[Intel-gfx] [PATCH 2/2] drm/i915: Engine relative MMIO for Gen12
John.C.Harrison at Intel.com
John.C.Harrison at Intel.com
Thu Aug 22 18:02:05 UTC 2019
From: John Harrison <John.C.Harrison at Intel.com>
Gen12 introduces a completely new and different scheme for
implementing engine relative MMIO accesses - MI_LRI_MMIO_REMAP. This
requires using the base address of instance zero of the relevant
engine class. And then, it is only valid if the register in
question falls within a certain range as specified by a table.

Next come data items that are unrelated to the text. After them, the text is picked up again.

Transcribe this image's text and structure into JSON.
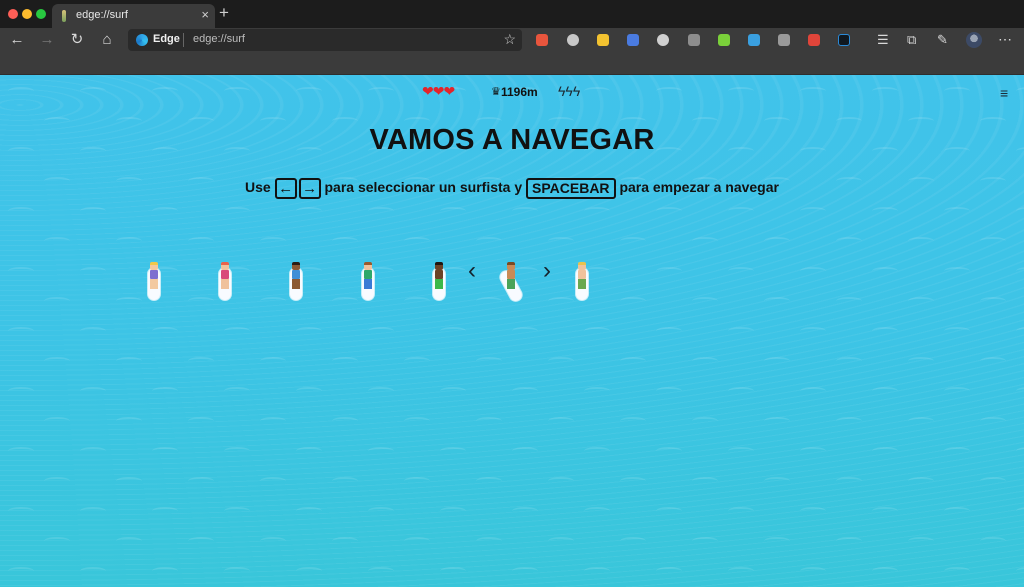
{
  "browser": {
    "tab_title": "edge://surf",
    "tab_close": "×",
    "new_tab": "+",
    "address_brand": "Edge",
    "address_url": "edge://surf",
    "nav": {
      "back": "←",
      "forward": "→",
      "reload": "↻",
      "home": "⌂"
    },
    "star": "☆",
    "more": "⋯"
  },
  "game": {
    "hearts": "❤❤❤",
    "crown": "♛",
    "distance": "1196m",
    "bolts": "ϟϟϟ",
    "menu": "≡",
    "headline": "VAMOS A NAVEGAR",
    "instructions": {
      "use": "Use",
      "left_key": "←",
      "right_key": "→",
      "middle": "para seleccionar un surfista y",
      "space_key": "SPACEBAR",
      "end": "para empezar a navegar"
    },
    "prev_arrow": "‹",
    "next_arrow": "›",
    "selected_surfer_index": 5,
    "surfers": [
      {
        "hair": "#f0c84a",
        "skin": "#f3c9a0",
        "top": "#7d6fd0",
        "legs": "#f3c9a0"
      },
      {
        "hair": "#e8624a",
        "skin": "#f0c29c",
        "top": "#d94a7a",
        "legs": "#f0c29c"
      },
      {
        "hair": "#2c1e14",
        "skin": "#8c5a33",
        "top": "#3f8fd8",
        "legs": "#8c5a33"
      },
      {
        "hair": "#9a5a2c",
        "skin": "#f0c29c",
        "top": "#2fa86a",
        "legs": "#3a7bd5"
      },
      {
        "hair": "#1f1610",
        "skin": "#6b4226",
        "top": "#6b4226",
        "legs": "#3bb84a"
      },
      {
        "hair": "#7a4a22",
        "skin": "#c98a55",
        "top": "#c98a55",
        "legs": "#4aa35a"
      },
      {
        "hair": "#e9c34e",
        "skin": "#f0c29c",
        "top": "#f0c29c",
        "legs": "#6aa84f"
      }
    ]
  }
}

Signed-off-by: John Harrison <John.C.Harrison at Intel.com>
CC: Daniele Ceraolo Spurio <daniele.ceraolospurio at intel.com>
---
drivers/gpu/drm/i915/gt/intel_engine_cs.c | 185 ++++++++++++++++++-
drivers/gpu/drm/i915/gt/intel_engine_types.h | 7 +
drivers/gpu/drm/i915/gt/intel_gpu_commands.h | 9 +-
drivers/gpu/drm/i915/i915_perf.c | 3 +-
4 files changed, 195 insertions(+), 9 deletions(-)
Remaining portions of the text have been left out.